Bei der speziellen Nockenwelle sollte die Ventilüberschneidung eigentlich 3-4 Grad vor dem oberen Totpunkts erfolgen. Dies kann eingestellt werden indem mehrere Löcher in das Nockenwellenzahnrad gebohrt werden, in die der Sperrstift fällt. Dvermogensgrafiek_2012.JPGurch Anbringen des Zahnrads an den verschiedenen Löchern kann mann das Loch auswählen, das dem gewünschten Wert am nächsten kommt (einfach ausgedrückt). Der Tuner war so schlampig, das wegzulassen. Also habe ich beschlossen, den Motor wieder auseinander zu nehmen, um das Ganze zu einem erfolgreichen Abschluss zu bringen. Jetzt, wo alles auseinander lag, habe ich auch die Kurbelwelle zusammen mit dem Schwungrad auswuchten lassen, weil der Motor immer noch stark vibrierte.

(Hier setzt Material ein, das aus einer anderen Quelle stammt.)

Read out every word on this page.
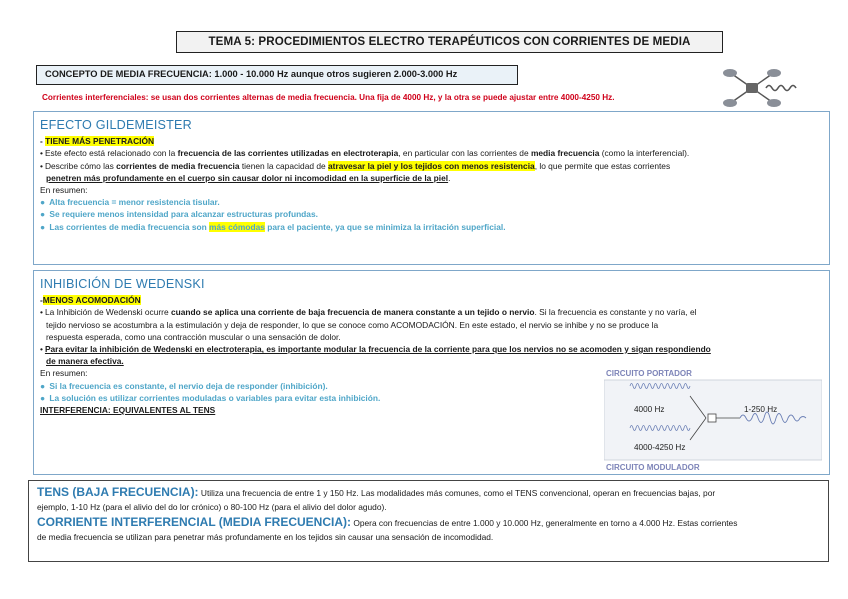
TEMA 5: PROCEDIMIENTOS ELECTRO TERAPÉUTICOS CON CORRIENTES DE MEDIA
CONCEPTO DE MEDIA FRECUENCIA: 1.000 - 10.000 Hz aunque otros sugieren 2.000-3.000 Hz
Corrientes interferenciales: se usan dos corrientes alternas de media frecuencia. Una fija de 4000 Hz, y la otra se puede ajustar entre 4000-4250 Hz.
EFECTO GILDEMEISTER
- TIENE MÁS PENETRACIÓN
• Este efecto está relacionado con la frecuencia de las corrientes utilizadas en electroterapia, en particular con las corrientes de media frecuencia (como la interferencial).
• Describe cómo las corrientes de media frecuencia tienen la capacidad de atravesar la piel y los tejidos con menos resistencia, lo que permite que estas corrientes
penetren más profundamente en el cuerpo sin causar dolor ni incomodidad en la superficie de la piel.
En resumen:
● Alta frecuencia = menor resistencia tisular.
● Se requiere menos intensidad para alcanzar estructuras profundas.
● Las corrientes de media frecuencia son más cómodas para el paciente, ya que se minimiza la irritación superficial.
INHIBICIÓN DE WEDENSKI
-MENOS ACOMODACIÓN
• La Inhibición de Wedenski ocurre cuando se aplica una corriente de baja frecuencia de manera constante a un tejido o nervio. Si la frecuencia es constante y no varía, el
tejido nervioso se acostumbra a la estimulación y deja de responder, lo que se conoce como ACOMODACIÓN. En este estado, el nervio se inhibe y no se produce la
respuesta esperada, como una contracción muscular o una sensación de dolor.
• Para evitar la inhibición de Wedenski en electroterapia, es importante modular la frecuencia de la corriente para que los nervios no se acomoden y sigan respondiendo
de manera efectiva.
En resumen:
● Si la frecuencia es constante, el nervio deja de responder (inhibición).
● La solución es utilizar corrientes moduladas o variables para evitar esta inhibición.
INTERFERENCIA: EQUIVALENTES AL TENS
CIRCUITO PORTADOR
4000 Hz
4000-4250 Hz
1-250 Hz
CIRCUITO MODULADOR
TENS (BAJA FRECUENCIA): Utiliza una frecuencia de entre 1 y 150 Hz. Las modalidades más comunes, como el TENS convencional, operan en frecuencias bajas, por
ejemplo, 1-10 Hz (para el alivio del do lor crónico) o 80-100 Hz (para el alivio del dolor agudo).
CORRIENTE INTERFERENCIAL (MEDIA FRECUENCIA): Opera con frecuencias de entre 1.000 y 10.000 Hz, generalmente en torno a 4.000 Hz. Estas corrientes
de media frecuencia se utilizan para penetrar más profundamente en los tejidos sin causar una sensación de incomodidad.
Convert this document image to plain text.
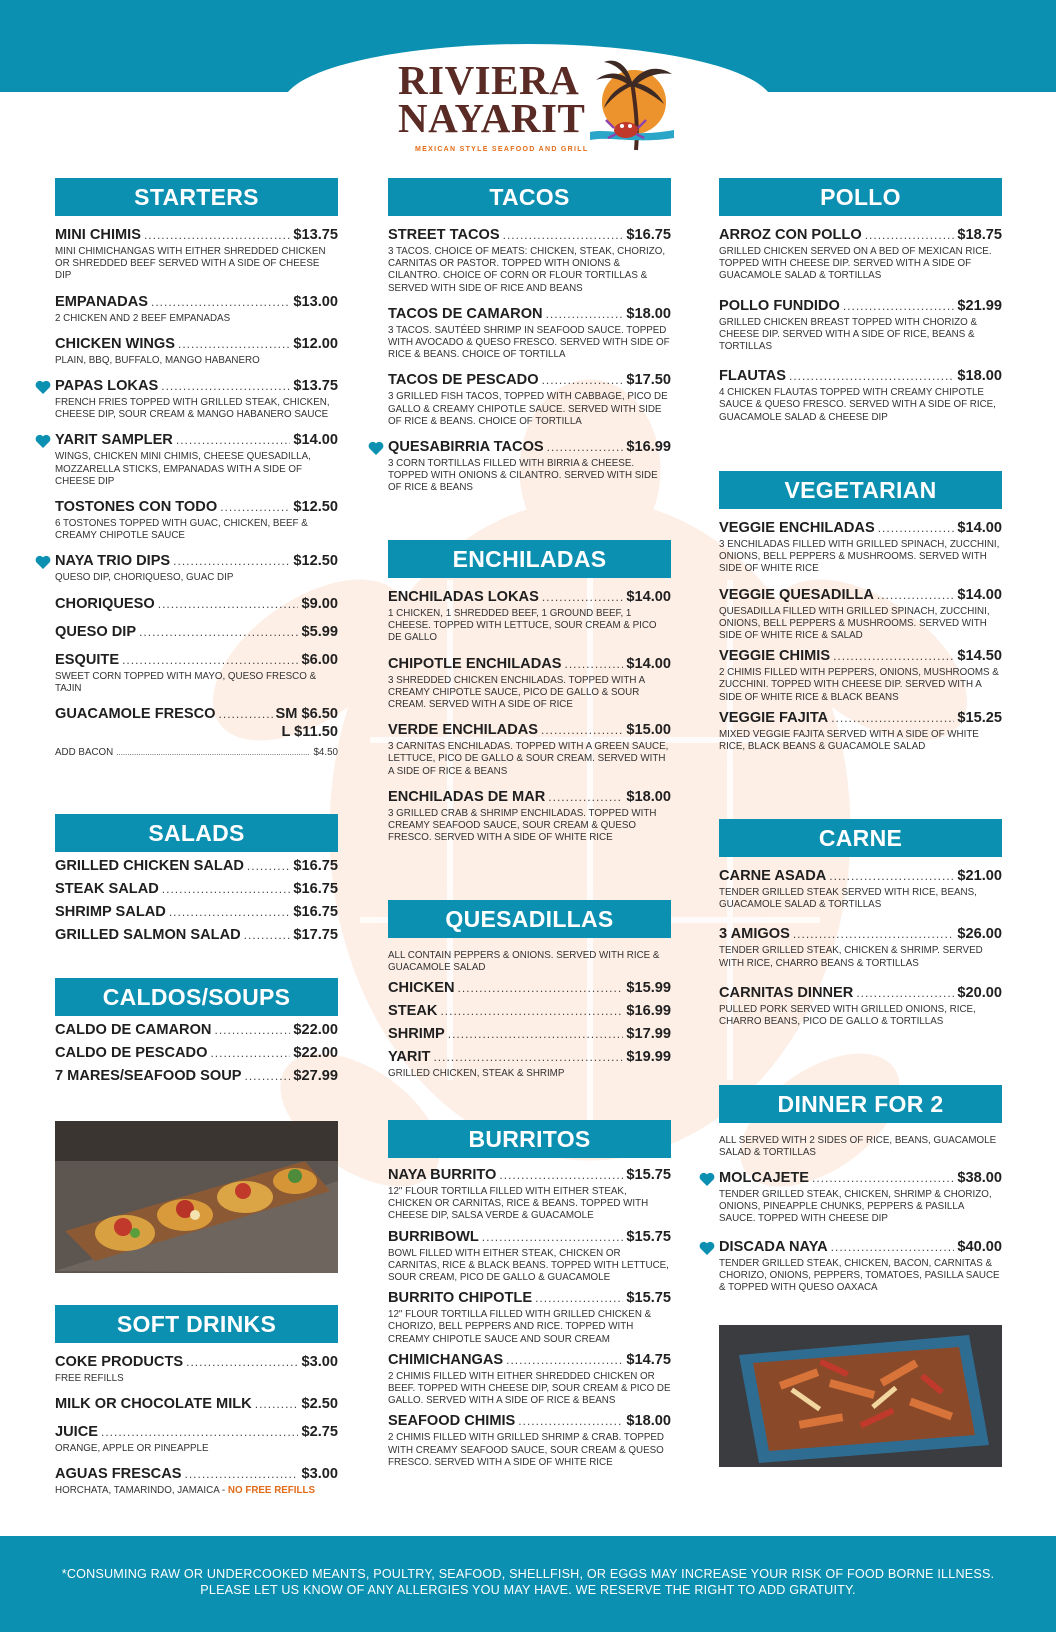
RIVIERA
NAYARIT
MEXICAN STYLE SEAFOOD AND GRILL
STARTERS
MINI CHIMIS .....	$13.75
MINI CHIMICHANGAS WITH EITHER SHREDDED CHICKEN OR SHREDDED BEEF SERVED WITH A SIDE OF CHEESE DIP
EMPANADAS .....	$13.00
2 CHICKEN AND 2 BEEF EMPANADAS
CHICKEN WINGS .....	$12.00
PLAIN, BBQ, BUFFALO, MANGO HABANERO
PAPAS LOKAS .....	$13.75
FRENCH FRIES TOPPED WITH GRILLED STEAK, CHICKEN, CHEESE DIP, SOUR CREAM & MANGO HABANERO SAUCE
YARIT SAMPLER .....	$14.00
WINGS, CHICKEN MINI CHIMIS, CHEESE QUESADILLA, MOZZARELLA STICKS, EMPANADAS WITH A SIDE OF CHEESE DIP
TOSTONES CON TODO .....	$12.50
6 TOSTONES TOPPED WITH GUAC, CHICKEN, BEEF & CREAMY CHIPOTLE SAUCE
NAYA TRIO DIPS .....	$12.50
QUESO DIP, CHORIQUESO, GUAC DIP
CHORIQUESO .....	$9.00
QUESO DIP .....	$5.99
ESQUITE .....	$6.00
SWEET CORN TOPPED WITH MAYO, QUESO FRESCO & TAJIN
GUACAMOLE FRESCO .....	SM $6.50
L $11.50
ADD BACON .....	$4.50
SALADS
GRILLED CHICKEN SALAD .....	$16.75
STEAK SALAD .....	$16.75
SHRIMP SALAD .....	$16.75
GRILLED SALMON SALAD .....	$17.75
CALDOS/SOUPS
CALDO DE CAMARON .....	$22.00
CALDO DE PESCADO .....	$22.00
7 MARES/SEAFOOD SOUP .....	$27.99
SOFT DRINKS
COKE PRODUCTS .....	$3.00
FREE REFILLS
MILK OR CHOCOLATE MILK .....	$2.50
JUICE .....	$2.75
ORANGE, APPLE OR PINEAPPLE
AGUAS FRESCAS .....	$3.00
HORCHATA, TAMARINDO, JAMAICA - NO FREE REFILLS
TACOS
STREET TACOS .....	$16.75
3 TACOS. CHOICE OF MEATS: CHICKEN, STEAK, CHORIZO, CARNITAS OR PASTOR. TOPPED WITH ONIONS & CILANTRO. CHOICE OF CORN OR FLOUR TORTILLAS & SERVED WITH SIDE OF RICE AND BEANS
TACOS DE CAMARON .....	$18.00
3 TACOS. SAUTÉED SHRIMP IN SEAFOOD SAUCE. TOPPED WITH AVOCADO & QUESO FRESCO. SERVED WITH SIDE OF RICE & BEANS. CHOICE OF TORTILLA
TACOS DE PESCADO .....	$17.50
3 GRILLED FISH TACOS, TOPPED WITH CABBAGE, PICO DE GALLO & CREAMY CHIPOTLE SAUCE. SERVED WITH SIDE OF RICE & BEANS. CHOICE OF TORTILLA
QUESABIRRIA TACOS .....	$16.99
3 CORN TORTILLAS FILLED WITH BIRRIA & CHEESE. TOPPED WITH ONIONS & CILANTRO. SERVED WITH SIDE OF RICE & BEANS
ENCHILADAS
ENCHILADAS LOKAS .....	$14.00
1 CHICKEN, 1 SHREDDED BEEF, 1 GROUND BEEF, 1 CHEESE. TOPPED WITH LETTUCE, SOUR CREAM & PICO DE GALLO
CHIPOTLE ENCHILADAS .....	$14.00
3 SHREDDED CHICKEN ENCHILADAS. TOPPED WITH A CREAMY CHIPOTLE SAUCE, PICO DE GALLO & SOUR CREAM. SERVED WITH A SIDE OF RICE
VERDE ENCHILADAS .....	$15.00
3 CARNITAS ENCHILADAS. TOPPED WITH A GREEN SAUCE, LETTUCE, PICO DE GALLO & SOUR CREAM. SERVED WITH A SIDE OF RICE & BEANS
ENCHILADAS DE MAR .....	$18.00
3 GRILLED CRAB & SHRIMP ENCHILADAS. TOPPED WITH CREAMY SEAFOOD SAUCE, SOUR CREAM & QUESO FRESCO. SERVED WITH A SIDE OF WHITE RICE
QUESADILLAS
ALL CONTAIN PEPPERS & ONIONS. SERVED WITH RICE & GUACAMOLE SALAD
CHICKEN .....	$15.99
STEAK .....	$16.99
SHRIMP .....	$17.99
YARIT .....	$19.99
GRILLED CHICKEN, STEAK & SHRIMP
BURRITOS
NAYA BURRITO .....	$15.75
12" FLOUR TORTILLA FILLED WITH EITHER STEAK, CHICKEN OR CARNITAS, RICE & BEANS. TOPPED WITH CHEESE DIP, SALSA VERDE & GUACAMOLE
BURRIBOWL .....	$15.75
BOWL FILLED WITH EITHER STEAK, CHICKEN OR CARNITAS, RICE & BLACK BEANS. TOPPED WITH LETTUCE, SOUR CREAM, PICO DE GALLO & GUACAMOLE
BURRITO CHIPOTLE .....	$15.75
12" FLOUR TORTILLA FILLED WITH GRILLED CHICKEN & CHORIZO, BELL PEPPERS AND RICE. TOPPED WITH CREAMY CHIPOTLE SAUCE AND SOUR CREAM
CHIMICHANGAS .....	$14.75
2 CHIMIS FILLED WITH EITHER SHREDDED CHICKEN OR BEEF. TOPPED WITH CHEESE DIP, SOUR CREAM & PICO DE GALLO. SERVED WITH A SIDE OF RICE & BEANS
SEAFOOD CHIMIS .....	$18.00
2 CHIMIS FILLED WITH GRILLED SHRIMP & CRAB. TOPPED WITH CREAMY SEAFOOD SAUCE, SOUR CREAM & QUESO FRESCO. SERVED WITH A SIDE OF WHITE RICE
POLLO
ARROZ CON POLLO .....	$18.75
GRILLED CHICKEN SERVED ON A BED OF MEXICAN RICE. TOPPED WITH CHEESE DIP. SERVED WITH A SIDE OF GUACAMOLE SALAD & TORTILLAS
POLLO FUNDIDO .....	$21.99
GRILLED CHICKEN BREAST TOPPED WITH CHORIZO & CHEESE DIP. SERVED WITH A SIDE OF RICE, BEANS & TORTILLAS
FLAUTAS .....	$18.00
4 CHICKEN FLAUTAS TOPPED WITH CREAMY CHIPOTLE SAUCE & QUESO FRESCO. SERVED WITH A SIDE OF RICE, GUACAMOLE SALAD & CHEESE DIP
VEGETARIAN
VEGGIE ENCHILADAS .....	$14.00
3 ENCHILADAS FILLED WITH GRILLED SPINACH, ZUCCHINI, ONIONS, BELL PEPPERS & MUSHROOMS. SERVED WITH SIDE OF WHITE RICE
VEGGIE QUESADILLA .....	$14.00
QUESADILLA FILLED WITH GRILLED SPINACH, ZUCCHINI, ONIONS, BELL PEPPERS & MUSHROOMS. SERVED WITH SIDE OF WHITE RICE & SALAD
VEGGIE CHIMIS .....	$14.50
2 CHIMIS FILLED WITH PEPPERS, ONIONS, MUSHROOMS & ZUCCHINI. TOPPED WITH CHEESE DIP. SERVED WITH A SIDE OF WHITE RICE & BLACK BEANS
VEGGIE FAJITA .....	$15.25
MIXED VEGGIE FAJITA SERVED WITH A SIDE OF WHITE RICE, BLACK BEANS & GUACAMOLE SALAD
CARNE
CARNE ASADA .....	$21.00
TENDER GRILLED STEAK SERVED WITH RICE, BEANS, GUACAMOLE SALAD & TORTILLAS
3 AMIGOS .....	$26.00
TENDER GRILLED STEAK, CHICKEN & SHRIMP. SERVED WITH RICE, CHARRO BEANS & TORTILLAS
CARNITAS DINNER .....	$20.00
PULLED PORK SERVED WITH GRILLED ONIONS, RICE, CHARRO BEANS, PICO DE GALLO & TORTILLAS
DINNER FOR 2
ALL SERVED WITH 2 SIDES OF RICE, BEANS, GUACAMOLE SALAD & TORTILLAS
MOLCAJETE .....	$38.00
TENDER GRILLED STEAK, CHICKEN, SHRIMP & CHORIZO, ONIONS, PINEAPPLE CHUNKS, PEPPERS & PASILLA SAUCE. TOPPED WITH CHEESE DIP
DISCADA NAYA .....	$40.00
TENDER GRILLED STEAK, CHICKEN, BACON, CARNITAS & CHORIZO, ONIONS, PEPPERS, TOMATOES, PASILLA SAUCE & TOPPED WITH QUESO OAXACA
*CONSUMING RAW OR UNDERCOOKED MEANTS, POULTRY, SEAFOOD, SHELLFISH, OR EGGS MAY INCREASE YOUR RISK OF FOOD BORNE ILLNESS.
PLEASE LET US KNOW OF ANY ALLERGIES YOU MAY HAVE. WE RESERVE THE RIGHT TO ADD GRATUITY.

Ich habe auch die Zündung ausgetauscht, die jetzt von Elektronik Sachse kommt http://www.elektronik-sachse.de/. Leider ist dieser sehr hilfsbereite Techniker im Jahr 2013 verstorben, aber seine Arbeit wird von einem neuen Eigentümer fortgesetzt. Das Auswuchten war kein wirklicher Erfolg, die Vibrationen haben sich nur verändert. Die Einstellung der Nockenwelle hatte folgende Ergebnisse:

85,1 PS / 6918 U/min (+4%) 98,4 Nm / 5714 U/min (+7,5%) (gemessen am Hinterrad).

Das sind ungefähr 108 Nm an der Kurbelwelle.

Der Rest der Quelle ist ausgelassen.